Capítulo VII

Con gran satisfacción de nuestros estómagos dieron las doce, en vista de lo cual nos detuvimos al pie de un olmo. Las escopetas y los morrales vacíos se dejaron a un lado. Después almorzamos para recobrar algunas de las fuerzas perdidas desde nuestra salida.

¡Triste almuerzo! ¡Tantas recriminaciones como bocados! ¡Qué horrible lugar! Un coto bien guardado lo destacaban los merodeadores. Debían colgarse uno de cada árbol con un letrero en el pecho. ¡La caza era ya imposible! En dos años no quedaría el menor vestigio de caza. ¿Porqué no prohibirla durante cierto tiempo? En fin, un cúmulo de frases pronunciadas por una reunión de cazadores que no se habían estrenado desde el amanecer.

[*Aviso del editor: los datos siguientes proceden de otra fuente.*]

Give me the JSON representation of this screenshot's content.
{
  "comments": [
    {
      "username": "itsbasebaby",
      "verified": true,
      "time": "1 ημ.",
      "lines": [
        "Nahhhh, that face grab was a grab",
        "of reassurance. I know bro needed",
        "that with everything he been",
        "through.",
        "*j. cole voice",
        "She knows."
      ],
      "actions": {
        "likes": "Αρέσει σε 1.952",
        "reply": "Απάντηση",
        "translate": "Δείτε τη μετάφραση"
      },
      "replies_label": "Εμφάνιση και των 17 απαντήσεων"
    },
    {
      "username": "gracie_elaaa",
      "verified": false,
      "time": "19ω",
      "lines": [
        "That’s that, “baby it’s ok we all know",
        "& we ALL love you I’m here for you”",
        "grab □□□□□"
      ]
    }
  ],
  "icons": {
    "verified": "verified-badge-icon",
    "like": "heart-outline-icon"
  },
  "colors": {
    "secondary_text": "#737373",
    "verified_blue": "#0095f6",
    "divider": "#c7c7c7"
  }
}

Después volvió a empezar la disputa entre Matifat y Pontcloué, a propósito de la perdiz. Se mezclaron los demás en la discusión. Creí que al fin iban a acabar por golpearse.

Al cabo de una hora nos pusimos de nuevo en marcha, más ágiles. Quizás seríamos más felices antes de llegar la hora de comer. ¡Qué verdadero cazador pierde la esperanza hasta el último momento!

Los perros volvían a tomar la delantera. Sus dueños gritaban con voces que son muy parecidas, por lo terribles, a las voces de mando de la marina inglesa.

Yo les seguía con paso indeciso. Mi morral, aunque vacío, me molestaba. La escopeta me parecía pesadísima y me hacía acordar de mi bastón. Todo lo hubiera cedido con gusto a alguno de los palurdos que nos seguían, y me preguntaban en tono burlón cuánto había matado; pero mi amor propio me lo impedía.

Dos horas, dos largas horas pasaron. Habíamos andado ya quince kilómetros. Entonces empecé a tener la seguridad de que sería más fácil que volviese cargado de dolores a mi casa, que de perdices o codornices.

De pronto un ruido me distrajo. Era un grupo de perdices que se levantó de detrás de unas matas. Descarga cerrada. Lo menos quince tiros salieron, contando el mío.

De pronto se oyó un grito entre el humo. Miro, y veo aparecer a un hombre entre las matas.

Era un aldeano, con el carrillo derecho hinchado, como si tuviera una nuez en la boca.

-Bueno, una desgracia -exclamó Bretignot.

-No faltaba más que esto -repuso Duvauchelle.

Tales fueron las frases que les inspiró “el delito de heridas sin intención de matar”, según lo clasifica el Código. Y sin hacer caso corrieron tras de los perros, que traían sólo dos perdices heridas, y que mis amigos, que sin duda carecían de entrañas, acabaron por matarlas a puntapiés. Les deseo la misma suerte en iguales circunstancias.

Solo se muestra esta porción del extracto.